Teaching Philosophy


I Answer with My Life:  Life Histories of Women Teachers Working for Social Changeby Kathleen Casey sits on the shelf behind me.  I read this remarkable book in the year I finished my Ph. D., and I was wondering if it had been all worth it.  I had reached a summit, achieving the educational goal that had consumed me for years. And as I began to climb back down from that peak, I felt directionless without the compass that the degree had become. This book helped me find my way again.
The teachers it depicts "answer with their lives" -- meaning, they act rather than simply talk, and their lives reflect their philosophies. I had become more of a thinker than a doer, and something didn't feel right about that. So, this book offered me a different perspective, and reinforced what I felt deep inside:  that words and actions need to match.  I decided to work to become more like the teachers in the book. I’ve kept that book on my shelf as I have moved about the country.  When students ask me, "What do you think, what is your philosophy?" I hand them the book.  "I hope you can look at my life and see what I believe." That is, I now think, the highest goal.  

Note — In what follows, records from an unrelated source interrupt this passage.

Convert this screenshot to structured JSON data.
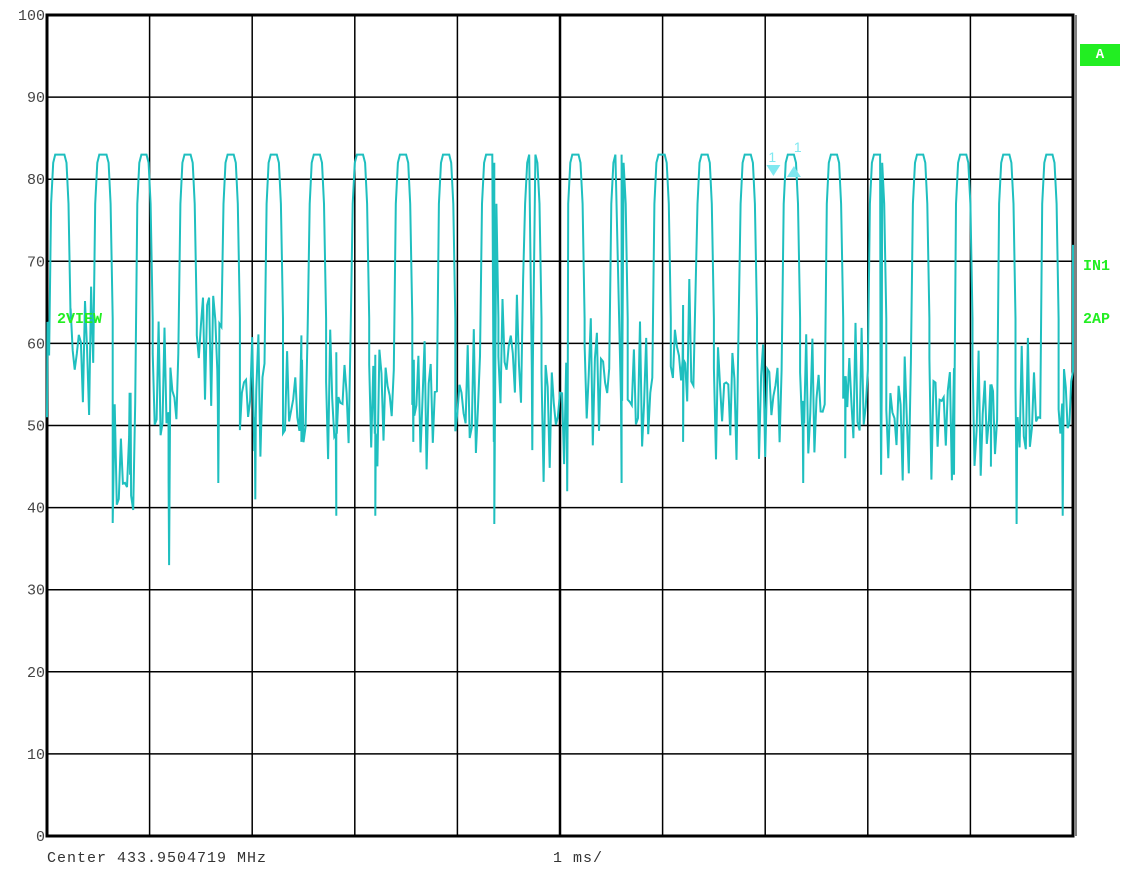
{
  "chart_data": {
    "type": "line",
    "title": "",
    "xlabel": "",
    "ylabel": "",
    "ylim": [
      0,
      100
    ],
    "y_ticks": [
      "100",
      "90",
      "80",
      "70",
      "60",
      "50",
      "40",
      "30",
      "20",
      "10",
      "0"
    ],
    "x_divisions": 10,
    "x_ms_per_div": 1,
    "grid": true,
    "series": [
      {
        "color": "#1fbfbf",
        "pulses": [
          {
            "start_ms": 0.02,
            "end_ms": 0.23,
            "low": 53
          },
          {
            "start_ms": 0.45,
            "end_ms": 0.64,
            "low": 55
          },
          {
            "start_ms": 0.86,
            "end_ms": 1.03,
            "low": 40
          },
          {
            "start_ms": 1.28,
            "end_ms": 1.46,
            "low": 50
          },
          {
            "start_ms": 1.7,
            "end_ms": 1.88,
            "low": 57
          },
          {
            "start_ms": 2.12,
            "end_ms": 2.3,
            "low": 50
          },
          {
            "start_ms": 2.54,
            "end_ms": 2.72,
            "low": 49
          },
          {
            "start_ms": 2.96,
            "end_ms": 3.14,
            "low": 50
          },
          {
            "start_ms": 3.38,
            "end_ms": 3.56,
            "low": 50
          },
          {
            "start_ms": 3.8,
            "end_ms": 3.98,
            "low": 49
          },
          {
            "start_ms": 4.22,
            "end_ms": 4.4,
            "low": 49
          },
          {
            "start_ms": 4.64,
            "end_ms": 4.82,
            "low": 55
          },
          {
            "start_ms": 5.06,
            "end_ms": 5.24,
            "low": 48
          },
          {
            "start_ms": 5.48,
            "end_ms": 5.66,
            "low": 52
          },
          {
            "start_ms": 5.9,
            "end_ms": 6.08,
            "low": 50
          },
          {
            "start_ms": 6.32,
            "end_ms": 6.5,
            "low": 55
          },
          {
            "start_ms": 6.74,
            "end_ms": 6.92,
            "low": 50
          },
          {
            "start_ms": 7.16,
            "end_ms": 7.34,
            "low": 50
          },
          {
            "start_ms": 7.58,
            "end_ms": 7.76,
            "low": 49
          },
          {
            "start_ms": 8.0,
            "end_ms": 8.18,
            "low": 50
          },
          {
            "start_ms": 8.42,
            "end_ms": 8.6,
            "low": 47
          },
          {
            "start_ms": 8.84,
            "end_ms": 9.02,
            "low": 48
          },
          {
            "start_ms": 9.26,
            "end_ms": 9.44,
            "low": 47
          },
          {
            "start_ms": 9.68,
            "end_ms": 9.86,
            "low": 48
          }
        ],
        "high": 83,
        "dips": [
          {
            "x_ms": 0.81,
            "y": 44
          },
          {
            "x_ms": 1.19,
            "y": 33
          },
          {
            "x_ms": 1.67,
            "y": 43
          },
          {
            "x_ms": 2.03,
            "y": 41
          },
          {
            "x_ms": 2.48,
            "y": 48
          },
          {
            "x_ms": 2.82,
            "y": 39
          },
          {
            "x_ms": 3.2,
            "y": 39
          },
          {
            "x_ms": 3.57,
            "y": 48
          },
          {
            "x_ms": 4.36,
            "y": 38
          },
          {
            "x_ms": 4.73,
            "y": 47
          },
          {
            "x_ms": 5.07,
            "y": 42
          },
          {
            "x_ms": 5.6,
            "y": 43
          },
          {
            "x_ms": 6.2,
            "y": 48
          },
          {
            "x_ms": 7.37,
            "y": 43
          },
          {
            "x_ms": 7.78,
            "y": 46
          },
          {
            "x_ms": 8.13,
            "y": 44
          },
          {
            "x_ms": 8.84,
            "y": 44
          },
          {
            "x_ms": 9.2,
            "y": 45
          },
          {
            "x_ms": 9.45,
            "y": 38
          },
          {
            "x_ms": 9.9,
            "y": 39
          }
        ]
      }
    ],
    "markers": [
      {
        "label": "1",
        "x_ms": 7.08,
        "y": 81,
        "direction": "down"
      },
      {
        "label": "1",
        "x_ms": 7.28,
        "y": 81,
        "direction": "up"
      }
    ],
    "annotations": {
      "trace_left": "2VIEW",
      "badge": "A",
      "right_top": "IN1",
      "right_bottom": "2AP"
    }
  },
  "footer": {
    "center": "Center 433.9504719 MHz",
    "span": "1 ms/"
  },
  "colors": {
    "trace": "#1fbfbf",
    "marker": "#7fe8f0",
    "label": "#22ee22",
    "grid": "#000000"
  }
}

I’ve taught at a number of different universities, colleges, technical colleges, and high schools, but no matter where I have taught, and what else I have done, I have been a reader, writer, editor, and a teacher of readers, writers, and editors first.  I read.  I publish.  I edit.  I write.  And I model for students the possibilities inherent in a literary life.  Art can save the world; I know it because it has saved mine.  

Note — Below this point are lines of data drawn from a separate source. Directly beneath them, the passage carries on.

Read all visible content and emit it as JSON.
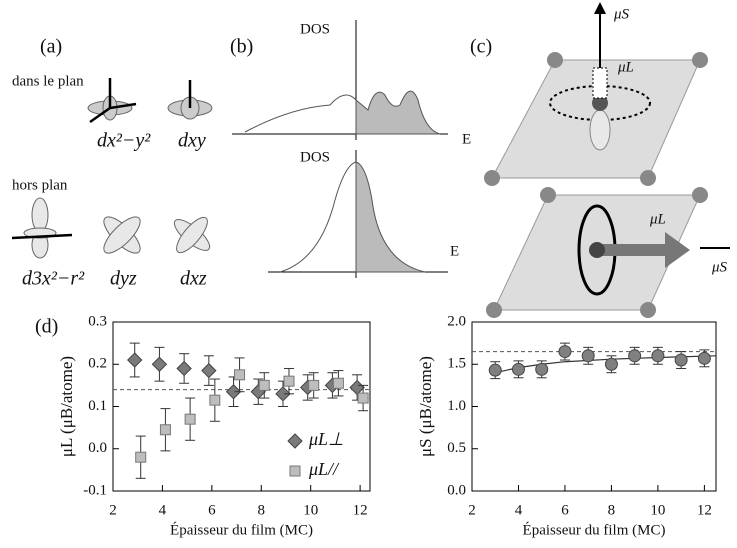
{
  "panels": {
    "a": {
      "label": "(a)",
      "in_plane": "dans le plan",
      "out_plane": "hors plan",
      "orbitals": [
        "dx²−y²",
        "dxy",
        "d3x²−r²",
        "dyz",
        "dxz"
      ]
    },
    "b": {
      "label": "(b)",
      "dos_top": "DOS",
      "e_top": "E",
      "dos_bottom": "DOS",
      "e_bottom": "E"
    },
    "c": {
      "label": "(c)",
      "mu_s_top": "μS",
      "mu_l_top": "μL",
      "mu_l_bottom": "μL",
      "mu_s_bottom": "μS"
    },
    "d": {
      "label": "(d)"
    }
  },
  "chart_data": [
    {
      "type": "scatter",
      "ylabel": "μL (μB/atome)",
      "xlabel": "Épaisseur du film (MC)",
      "xlim": [
        2,
        12.4
      ],
      "ylim": [
        -0.1,
        0.3
      ],
      "xticks": [
        2,
        4,
        6,
        8,
        10,
        12
      ],
      "yticks": [
        -0.1,
        {
          "value": 0,
          "label": "0.0"
        },
        0.1,
        0.2,
        0.3
      ],
      "reference_line": 0.14,
      "legend": "lower right",
      "x": [
        3,
        4,
        5,
        6,
        7,
        8,
        9,
        10,
        11,
        12
      ],
      "series": [
        {
          "name": "μL⊥",
          "marker": "diamond",
          "color": "#7a7a7a",
          "values": [
            0.21,
            0.2,
            0.19,
            0.185,
            0.135,
            0.135,
            0.13,
            0.145,
            0.15,
            0.145
          ],
          "errors": [
            0.04,
            0.04,
            0.035,
            0.035,
            0.035,
            0.03,
            0.03,
            0.03,
            0.03,
            0.03
          ]
        },
        {
          "name": "μL//",
          "marker": "square",
          "color": "#bdbdbd",
          "values": [
            -0.02,
            0.045,
            0.07,
            0.115,
            0.175,
            0.15,
            0.16,
            0.15,
            0.155,
            0.12
          ],
          "errors": [
            0.05,
            0.05,
            0.05,
            0.05,
            0.04,
            0.03,
            0.03,
            0.03,
            0.03,
            0.03
          ]
        }
      ]
    },
    {
      "type": "scatter",
      "ylabel": "μS (μB/atome)",
      "xlabel": "Épaisseur du film (MC)",
      "xlim": [
        2,
        12.5
      ],
      "ylim": [
        0,
        2
      ],
      "xticks": [
        2,
        4,
        6,
        8,
        10,
        12
      ],
      "yticks": [
        {
          "value": 0,
          "label": "0.0"
        },
        0.5,
        {
          "value": 1,
          "label": "1.0"
        },
        1.5,
        {
          "value": 2,
          "label": "2.0"
        }
      ],
      "reference_line": 1.65,
      "fit": {
        "x": [
          3,
          4,
          5,
          6,
          8,
          10,
          12.5
        ],
        "values": [
          1.4,
          1.46,
          1.5,
          1.53,
          1.56,
          1.58,
          1.6
        ]
      },
      "x": [
        3,
        4,
        5,
        6,
        7,
        8,
        9,
        10,
        11,
        12
      ],
      "series": [
        {
          "marker": "circle",
          "color": "#808080",
          "values": [
            1.43,
            1.44,
            1.44,
            1.65,
            1.6,
            1.5,
            1.6,
            1.6,
            1.55,
            1.57
          ],
          "errors": [
            0.1,
            0.1,
            0.1,
            0.1,
            0.1,
            0.1,
            0.1,
            0.1,
            0.1,
            0.1
          ]
        }
      ]
    }
  ]
}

Ultimately, I believe that all courses should use writing  as a means to learning content as well as to improve writing skill.  And a course that uses writing as a primary means of learning should be different than other courses.   We need to read together.  We need to read and write with our students.  We need workshop space.  We should use interdisciplinary teaching methods as well as offer interdisciplinary material.  Creating art about texts, building web pages, blogs, doing desktop publishing, conducting hands-on research experiments, and writing, writing, writing—these are all ways to challenge students.  The walls of the classroom should be permeable and what is learned in theory should be practiced in role playing, through creative projects, and through service learning.  The structure of the course should, finally, reflect the content.
 
For example, I often use a creative response assignment like this one:  the students prepare a visual representation--collage, drawing, painting, or cartoon--of a poem.  Before class starts, they hang their art work around the room and, then, circulate, looking for repeated symbolic patterns in their classmates’ offerings.  Next, students explain their representations.  Then, I have them write in class about the symbols they see before them. How do they help us understand the poem?  Ultimately, we discuss the relationship between symbols and meaning. And then students write their own poem using key symbols.  Similarly, many of my assignments draw on student creativity and imagination to reflect on metaphor, symbol, and representation.  

Overall, I feel that teaching should be much more like coaching basketball.  Sure, I could stand at center court during practice, describing to students how to dribble effectively. Or I could take the ball and show off my own talent by throwing free throw after free throw. Or I could show students examples of good games in writing or on film. All of these would help. But students would never learn how to play unless they did it themselves. The more time students spend on the court playing the game, the better they would become. Therefore, in my classes, I provide models for students on how to do good writing, analysis, debate and close reading--but then they must do it for themselves. Reading and writing are skills anyone can learn, and students must practice to improve!  Like the teachers in the book I keep on my shelf, I answer with my life.  Get out there and do it!